Patiemment, la Cour précise la différence entre la nullité et la résolution amiable du contrat, qui ne suivent pas le même régime. En l’espèce, les parties ne se sont pas entendues pour annuler rétroactivement le contrat mais elles sont tombées d’accord pour que l’éleveur récupère l’animal et verse à l’acheteuse la somme de 500 euros. Il ne s’agit donc pas d’une nullité venant sanctionner un défaut de formation du contrat mais d’une résolution, qui devra être exécutée selon les termes prévus par les parties, précise la Cour. L’éleveur devra donc s’exécuter en reprenant la chienne et en versant à sa propriétaire la somme de 500 euros.
Les demandes tenant à l’indemnisation sont traitées de la même manière, le juge d’appel rappelant les fondements du droit de la responsabilité et notamment la nécessité de démontrer une faute de l’éleveur qui, en l’espèce, n’est pas caractérisée. En effet, une faute délictuelle ne peut se déduire de la seule résolution amiable du contrat de vente. Ce faisant, la décision ne s’attarde pas sur le montant des sommes demandées par l’acheteuse déçue, notamment le fait qu’elle y intégrait les frais de dressage canin. Outre qu’on ne peut déterminer le montant alloué à ce dressage puisqu’une somme globale est réclamée, il est heureux que la Cour n’ait pas fait droit à une telle demande. Le coût d’un animal ne peut être réductible à son seul prix d’achat : encore faudra-t-il le nourrir, le soigner, s’en occuper en fonction de ses besoins. Certains individus nécessiteront des frais vétérinaires, d’autres une alimentation adaptée. Et pour d’autres encore, il s’agira de cours d’éducation. Répondre aux besoins ordinaires des animaux que l’on achète ne saurait constituer un dommage et l’éducation d’un chien relève de ceux-ci. On ne peut que louer, face à de telles demandes, la patience judiciaire.

K.G.

  • 1 Cass. mixte, 21 juill. 2023, nos 20-10.763 B, 21-15.809 B, 21-17.789 B et 21-19.936 B ; Gaz. Pal. 2023, n° 34, p. 15, obs. S. Piédelièvre ; LPA 2023, n° 4, n. E. Hung Kung Sow ; LEDC sept. 2023, n° DCO201r7, obs. M. Latina ; Revue Lamy Droit Civil, n° 219, p. 26-28, obs. A. Nivert ; Defrénois 2023, n° 42, p. 13 s. ; RDC 2023, n° 4, p. 30, n. L. Thibierge ; Gaz. Pal. 2023, n° 34, p. 22, n. G. Leroy.

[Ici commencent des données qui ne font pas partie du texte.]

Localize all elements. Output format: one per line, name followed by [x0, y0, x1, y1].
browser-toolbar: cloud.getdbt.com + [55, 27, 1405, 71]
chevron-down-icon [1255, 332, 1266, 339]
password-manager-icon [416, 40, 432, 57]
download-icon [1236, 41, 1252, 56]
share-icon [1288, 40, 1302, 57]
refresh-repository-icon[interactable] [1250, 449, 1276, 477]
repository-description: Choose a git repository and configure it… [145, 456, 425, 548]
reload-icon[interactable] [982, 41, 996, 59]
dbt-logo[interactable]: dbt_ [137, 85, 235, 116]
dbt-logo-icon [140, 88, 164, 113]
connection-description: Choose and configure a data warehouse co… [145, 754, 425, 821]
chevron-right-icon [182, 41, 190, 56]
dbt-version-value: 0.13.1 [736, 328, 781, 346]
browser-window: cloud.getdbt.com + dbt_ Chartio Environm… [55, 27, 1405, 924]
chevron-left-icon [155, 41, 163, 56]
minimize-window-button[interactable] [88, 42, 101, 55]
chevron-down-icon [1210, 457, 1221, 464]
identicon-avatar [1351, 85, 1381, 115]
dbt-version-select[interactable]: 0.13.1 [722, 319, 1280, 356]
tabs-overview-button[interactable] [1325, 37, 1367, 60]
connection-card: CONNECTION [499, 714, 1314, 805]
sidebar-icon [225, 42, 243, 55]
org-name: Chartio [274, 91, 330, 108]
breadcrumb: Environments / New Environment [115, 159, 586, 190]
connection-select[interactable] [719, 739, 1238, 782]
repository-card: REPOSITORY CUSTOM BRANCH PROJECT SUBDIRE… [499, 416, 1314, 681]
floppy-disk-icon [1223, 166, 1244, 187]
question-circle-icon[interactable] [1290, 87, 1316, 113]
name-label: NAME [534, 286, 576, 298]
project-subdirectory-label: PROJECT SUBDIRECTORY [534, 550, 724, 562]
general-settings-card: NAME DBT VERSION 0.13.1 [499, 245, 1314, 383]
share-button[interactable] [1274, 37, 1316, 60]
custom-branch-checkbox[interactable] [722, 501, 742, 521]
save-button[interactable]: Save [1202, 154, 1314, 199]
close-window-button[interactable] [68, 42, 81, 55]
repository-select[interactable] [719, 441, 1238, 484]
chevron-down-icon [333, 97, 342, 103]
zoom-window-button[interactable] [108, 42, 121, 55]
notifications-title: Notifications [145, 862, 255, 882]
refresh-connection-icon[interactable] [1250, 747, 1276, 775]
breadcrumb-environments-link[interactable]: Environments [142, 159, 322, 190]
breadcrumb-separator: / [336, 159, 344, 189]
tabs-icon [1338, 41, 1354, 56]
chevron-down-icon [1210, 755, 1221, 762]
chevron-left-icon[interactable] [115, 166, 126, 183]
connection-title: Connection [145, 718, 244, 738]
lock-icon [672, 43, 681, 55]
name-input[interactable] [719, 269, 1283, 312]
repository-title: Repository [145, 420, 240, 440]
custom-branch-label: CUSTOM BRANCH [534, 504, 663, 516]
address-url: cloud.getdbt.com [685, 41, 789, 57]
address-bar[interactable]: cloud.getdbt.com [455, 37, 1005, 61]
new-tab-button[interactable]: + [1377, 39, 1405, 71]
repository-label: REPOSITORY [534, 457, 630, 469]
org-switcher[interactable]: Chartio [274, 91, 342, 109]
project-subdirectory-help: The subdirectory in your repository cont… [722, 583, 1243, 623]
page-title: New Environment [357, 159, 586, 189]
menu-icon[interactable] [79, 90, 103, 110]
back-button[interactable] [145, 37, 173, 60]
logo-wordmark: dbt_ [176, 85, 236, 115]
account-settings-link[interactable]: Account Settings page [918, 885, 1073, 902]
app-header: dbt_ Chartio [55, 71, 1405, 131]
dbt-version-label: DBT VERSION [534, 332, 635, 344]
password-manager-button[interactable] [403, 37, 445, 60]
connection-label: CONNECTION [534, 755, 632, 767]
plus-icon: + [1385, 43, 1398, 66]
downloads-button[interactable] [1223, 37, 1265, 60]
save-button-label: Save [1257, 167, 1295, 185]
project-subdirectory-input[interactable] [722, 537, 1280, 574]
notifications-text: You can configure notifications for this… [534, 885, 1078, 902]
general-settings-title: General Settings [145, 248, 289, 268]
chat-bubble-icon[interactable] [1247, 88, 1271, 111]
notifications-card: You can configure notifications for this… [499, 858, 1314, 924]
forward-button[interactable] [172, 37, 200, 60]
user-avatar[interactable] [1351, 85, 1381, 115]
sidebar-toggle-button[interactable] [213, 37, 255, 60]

  • 2 Cass. ch. Mixte, 21 juillet 2023, n° 20-10763, 21-15809, 21-17789 et 21-19936, précités.
  • 3 L. 221-12 du Code de la consommation, dans sa rédaction antérieure à celle issue de l'ordonnance n° 2016-301 du 14 mars 2016 devenu depuis l'article L. 217-3 du même code.
  • 4 Dalloz action, Droit de la consommation, 2021/2022, 211.181, p. 514.
  • 5 En ce sens, P. Delebecque, C.-E. Bucher et F. Collart Dutilleul, « Contrats civils et commerciaux », p. 246, n° 219.
  • 6 Cass. 1re civ., 9 déc. 2015, n° 14-25910 ; K. Garcia, Revue semestrielle de droit animalier 2015, n° 1, p. 48 ; D. 2016, 360, n. S. Desmoulin-Cansellier ; G. Paisant, « la question des vices cachés dans les ventes d'animaux domestiques aux consommateurs », JCP G 2016. 173.